Dívidas levaram o pedreiro ao desespero. Ele afirma que precisa pagar o financiamento de sua casa e deve R$ 23 mil para agiotas da cidade. A venda do rim, na opinião dele, é a única solução. O pedreiro diz que quer R$ 160 mil pelo órgão.
Ele garante que no primeiro dia em que o anúncio classificado foi veiculado recebeu várias ligações de interessados, tanto de Francisco Beltrão como de outros municípios. Ele disse estar consciente de que tal atitude é ilegal, imoral e antiética, ‘‘mas a situação obriga’’.
O dono do rim é autônomo, trabalha como pedreiro, motorista e faz outras atividades. Ele diz que trabalha ‘‘quando aparece alguma coisa, mas a situação está difícil’’. Tem três filhos de 18, 17 e 12 anos. Nenhum consegue trabalho.
O promotor Fuad Faraj disse que vai pedir instauração de inquérito policial para apurar o caso. A coordenadora da Central de Transplantes do Paraná Cristina Von Glehn ressaltou que é proibida a venda de órgãos, tampouco a publicação deste tipo de anúncio. A lei é rigorosa nestes casos.

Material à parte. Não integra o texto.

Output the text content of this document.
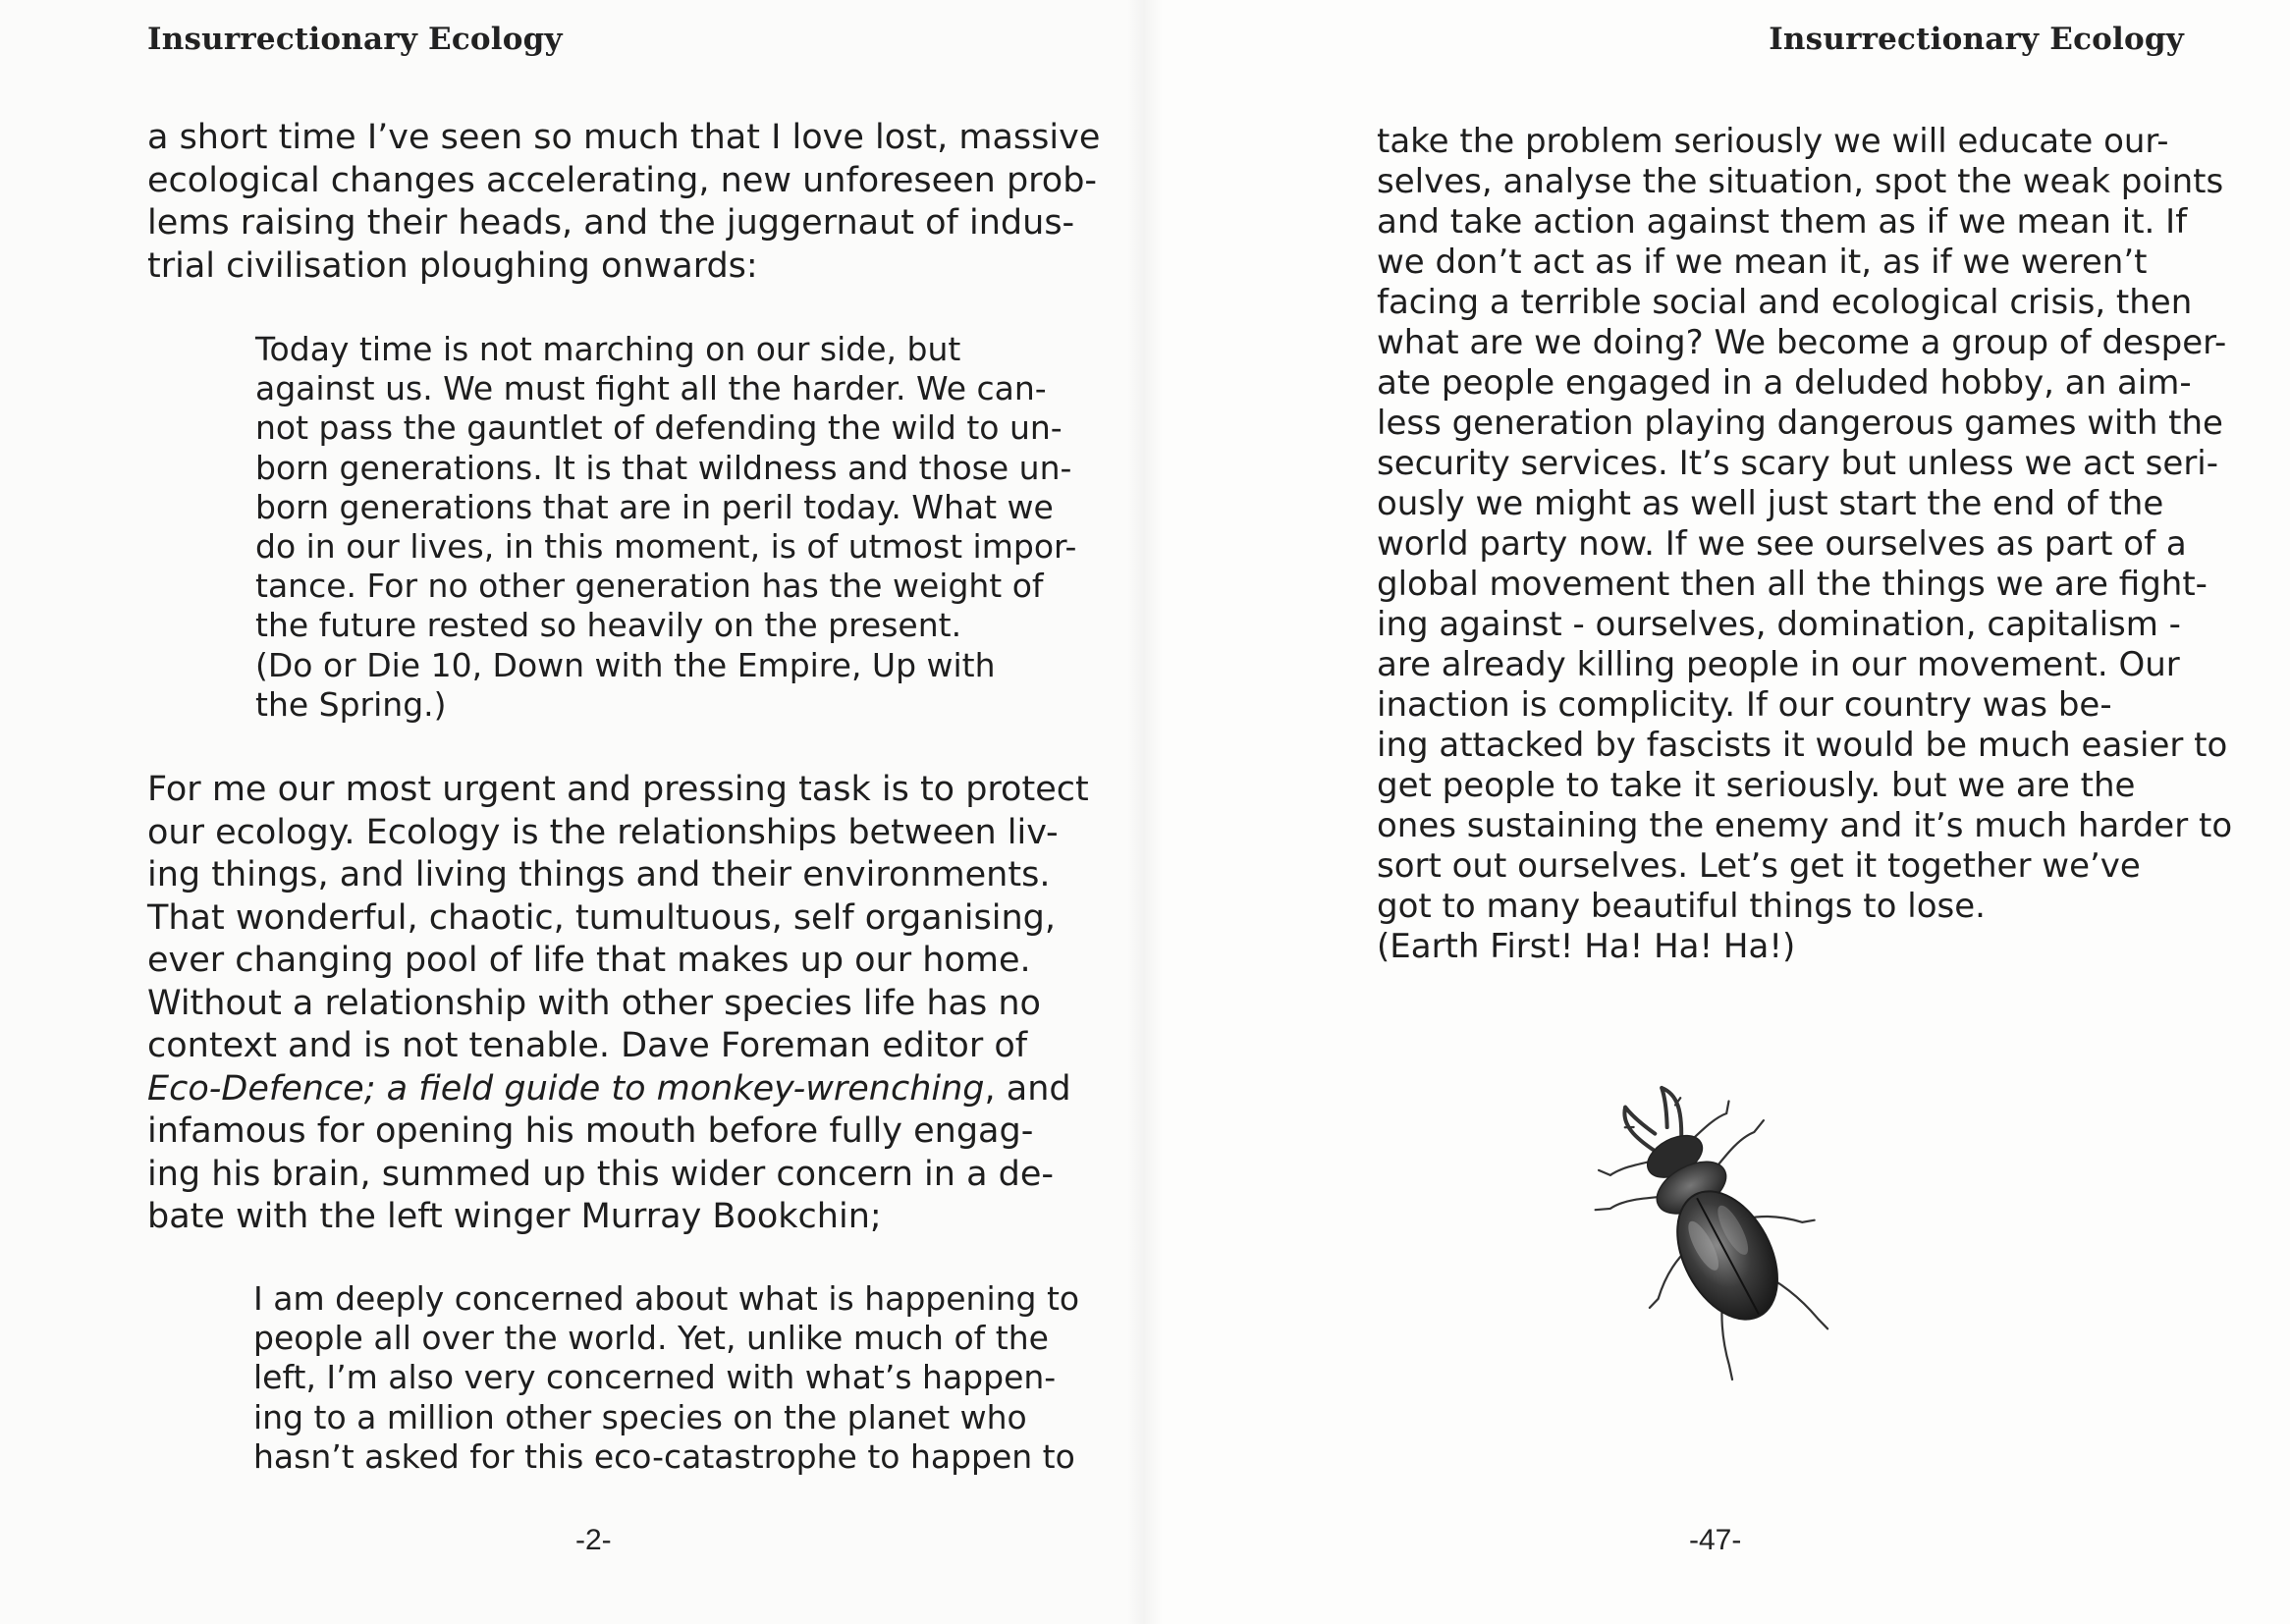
Insurrectionary Ecology
a short time I’ve seen so much that I love lost, massive
ecological changes accelerating, new unforeseen prob-
lems raising their heads, and the juggernaut of indus-
trial civilisation ploughing onwards:
Today time is not marching on our side, but
against us. We must fight all the harder. We can-
not pass the gauntlet of defending the wild to un-
born generations. It is that wildness and those un-
born generations that are in peril today. What we
do in our lives, in this moment, is of utmost impor-
tance. For no other generation has the weight of
the future rested so heavily on the present.
(Do or Die 10, Down with the Empire, Up with
the Spring.)
For me our most urgent and pressing task is to protect
our ecology. Ecology is the relationships between liv-
ing things, and living things and their environments.
That wonderful, chaotic, tumultuous, self organising,
ever changing pool of life that makes up our home.
Without a relationship with other species life has no
context and is not tenable. Dave Foreman editor of
Eco-Defence; a field guide to monkey-wrenching, and
infamous for opening his mouth before fully engag-
ing his brain, summed up this wider concern in a de-
bate with the left winger Murray Bookchin;
I am deeply concerned about what is happening to
people all over the world. Yet, unlike much of the
left, I’m also very concerned with what’s happen-
ing to a million other species on the planet who
hasn’t asked for this eco-catastrophe to happen to
-2-
Insurrectionary Ecology
take the problem seriously we will educate our-
selves, analyse the situation, spot the weak points
and take action against them as if we mean it. If
we don’t act as if we mean it, as if we weren’t
facing a terrible social and ecological crisis, then
what are we doing? We become a group of desper-
ate people engaged in a deluded hobby, an aim-
less generation playing dangerous games with the
security services. It’s scary but unless we act seri-
ously we might as well just start the end of the
world party now. If we see ourselves as part of a
global movement then all the things we are fight-
ing against - ourselves, domination, capitalism -
are already killing people in our movement. Our
inaction is complicity. If our country was be-
ing attacked by fascists it would be much easier to
get people to take it seriously. but we are the
ones sustaining the enemy and it’s much harder to
sort out ourselves. Let’s get it together we’ve
got to many beautiful things to lose.
(Earth First! Ha! Ha! Ha!)
-47-
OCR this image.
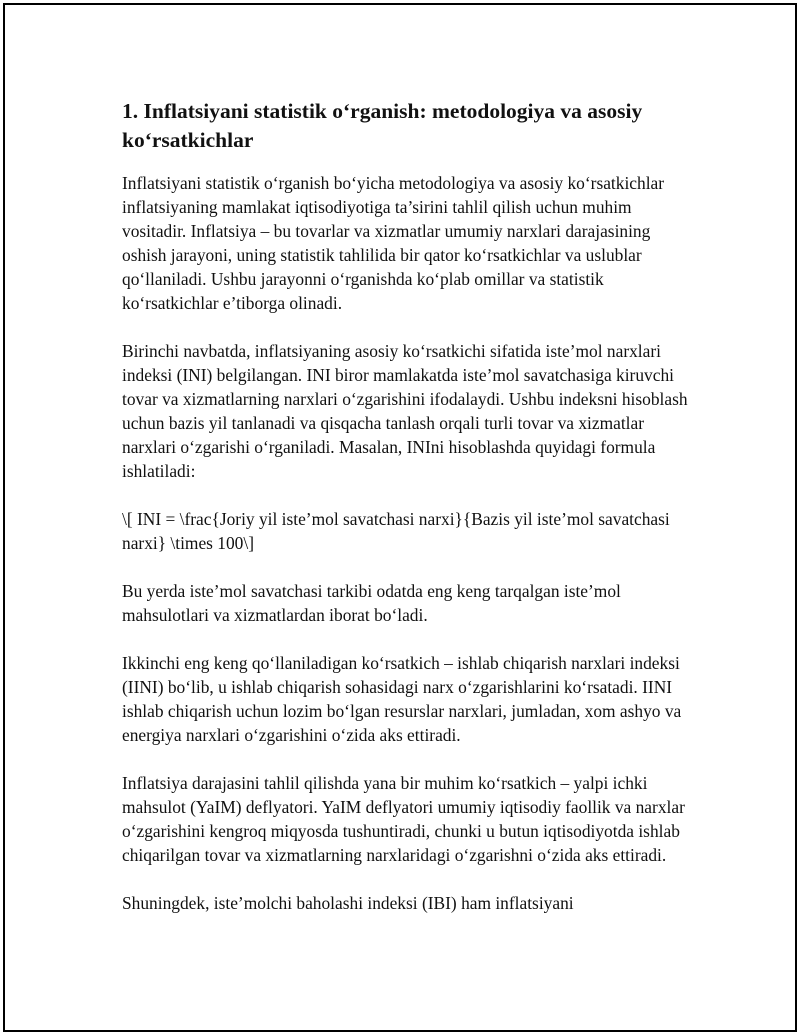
1. Inflatsiyani statistik o‘rganish: metodologiya va asosiy ko‘rsatkichlar

Inflatsiyani statistik o‘rganish bo‘yicha metodologiya va asosiy ko‘rsatkichlar inflatsiyaning mamlakat iqtisodiyotiga ta’sirini tahlil qilish uchun muhim vositadir. Inflatsiya – bu tovarlar va xizmatlar umumiy narxlari darajasining oshish jarayoni, uning statistik tahlilida bir qator ko‘rsatkichlar va uslublar qo‘llaniladi. Ushbu jarayonni o‘rganishda ko‘plab omillar va statistik ko‘rsatkichlar e’tiborga olinadi.

Birinchi navbatda, inflatsiyaning asosiy ko‘rsatkichi sifatida iste’mol narxlari indeksi (INI) belgilangan. INI biror mamlakatda iste’mol savatchasiga kiruvchi tovar va xizmatlarning narxlari o‘zgarishini ifodalaydi. Ushbu indeksni hisoblash uchun bazis yil tanlanadi va qisqacha tanlash orqali turli tovar va xizmatlar narxlari o‘zgarishi o‘rganiladi. Masalan, INIni hisoblashda quyidagi formula ishlatiladi:

\[ INI = \frac{Joriy yil iste’mol savatchasi narxi}{Bazis yil iste’mol savatchasi narxi} \times 100\]

Bu yerda iste’mol savatchasi tarkibi odatda eng keng tarqalgan iste’mol mahsulotlari va xizmatlardan iborat bo‘ladi.

Ikkinchi eng keng qo‘llaniladigan ko‘rsatkich – ishlab chiqarish narxlari indeksi (IINI) bo‘lib, u ishlab chiqarish sohasidagi narx o‘zgarishlarini ko‘rsatadi. IINI ishlab chiqarish uchun lozim bo‘lgan resurslar narxlari, jumladan, xom ashyo va energiya narxlari o‘zgarishini o‘zida aks ettiradi.

Inflatsiya darajasini tahlil qilishda yana bir muhim ko‘rsatkich – yalpi ichki mahsulot (YaIM) deflyatori. YaIM deflyatori umumiy iqtisodiy faollik va narxlar o‘zgarishini kengroq miqyosda tushuntiradi, chunki u butun iqtisodiyotda ishlab chiqarilgan tovar va xizmatlarning narxlaridagi o‘zgarishni o‘zida aks ettiradi.

Shuningdek, iste’molchi baholashi indeksi (IBI) ham inflatsiyani
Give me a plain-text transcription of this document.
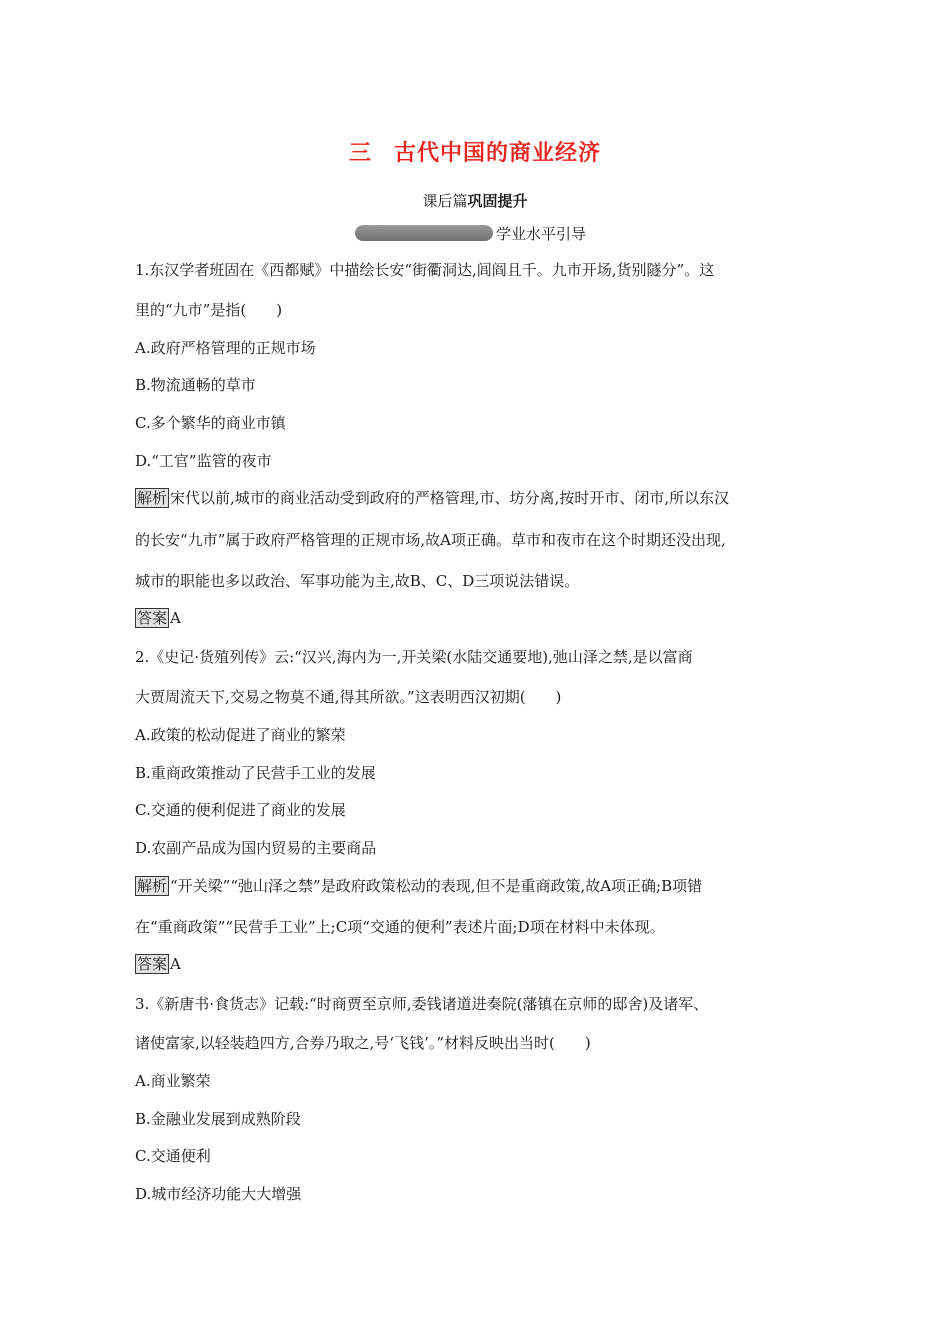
三 古代中国的商业经济
课后篇巩固提升
学业水平引导
1.东汉学者班固在《西都赋》中描绘长安“街衢洞达,闾阎且千。九市开场,货别隧分”。这
里的“九市”是指(　　)
A.政府严格管理的正规市场
B.物流通畅的草市
C.多个繁华的商业市镇
D.“工官”监管的夜市
解析 宋代以前,城市的商业活动受到政府的严格管理,市、坊分离,按时开市、闭市,所以东汉
的长安“九市”属于政府严格管理的正规市场,故A项正确。草市和夜市在这个时期还没出现,
城市的职能也多以政治、军事功能为主,故B、C、D三项说法错误。
答案 A
2.《史记·货殖列传》云:“汉兴,海内为一,开关梁(水陆交通要地),弛山泽之禁,是以富商
大贾周流天下,交易之物莫不通,得其所欲。”这表明西汉初期(　　)
A.政策的松动促进了商业的繁荣
B.重商政策推动了民营手工业的发展
C.交通的便利促进了商业的发展
D.农副产品成为国内贸易的主要商品
解析 “开关梁”“弛山泽之禁”是政府政策松动的表现,但不是重商政策,故A项正确;B项错
在“重商政策”“民营手工业”上;C项“交通的便利”表述片面;D项在材料中未体现。
答案 A
3.《新唐书·食货志》记载:“时商贾至京师,委钱诸道进奏院(藩镇在京师的邸舍)及诸军、
诸使富家,以轻装趋四方,合券乃取之,号‘飞钱’。”材料反映出当时(　　)
A.商业繁荣
B.金融业发展到成熟阶段
C.交通便利
D.城市经济功能大大增强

Segundo Cristina o caso deve ser apurado pelo Ministério Público. Ela salienta que venda de órgãos dá cadeia, pois são presos todos os envolvidos, inclusive o médico.
Cristina lembra o artigo 15 da lei 9434/97, que é crime comprar ou vender tecidos, órgãos ou partes do corpo humano, sob pena de reclusão de três a oito anos, e multa de 200 a 360 dias. Incorre na mesma pena quem promove, intermedia, facilita ou aufere qualquer vantagem com a transação. Cristina explicou que todo doador vivo tem que ser liberado pelo Ministério Público. ‘‘E o doador tem que passar por todos os testes clínicos, imunológicos e psicológicos’’, disse.
Segundo a coordenadora, para a retirada de rins é exigida a comprovação de, pelo menos, quatro compatibilidades em relação aos antígenos leucocitários humanos (HLA), salvo entre cônjuges e consanguíneos, na linha reta ou colateral, até o terceiro grau, inclusive.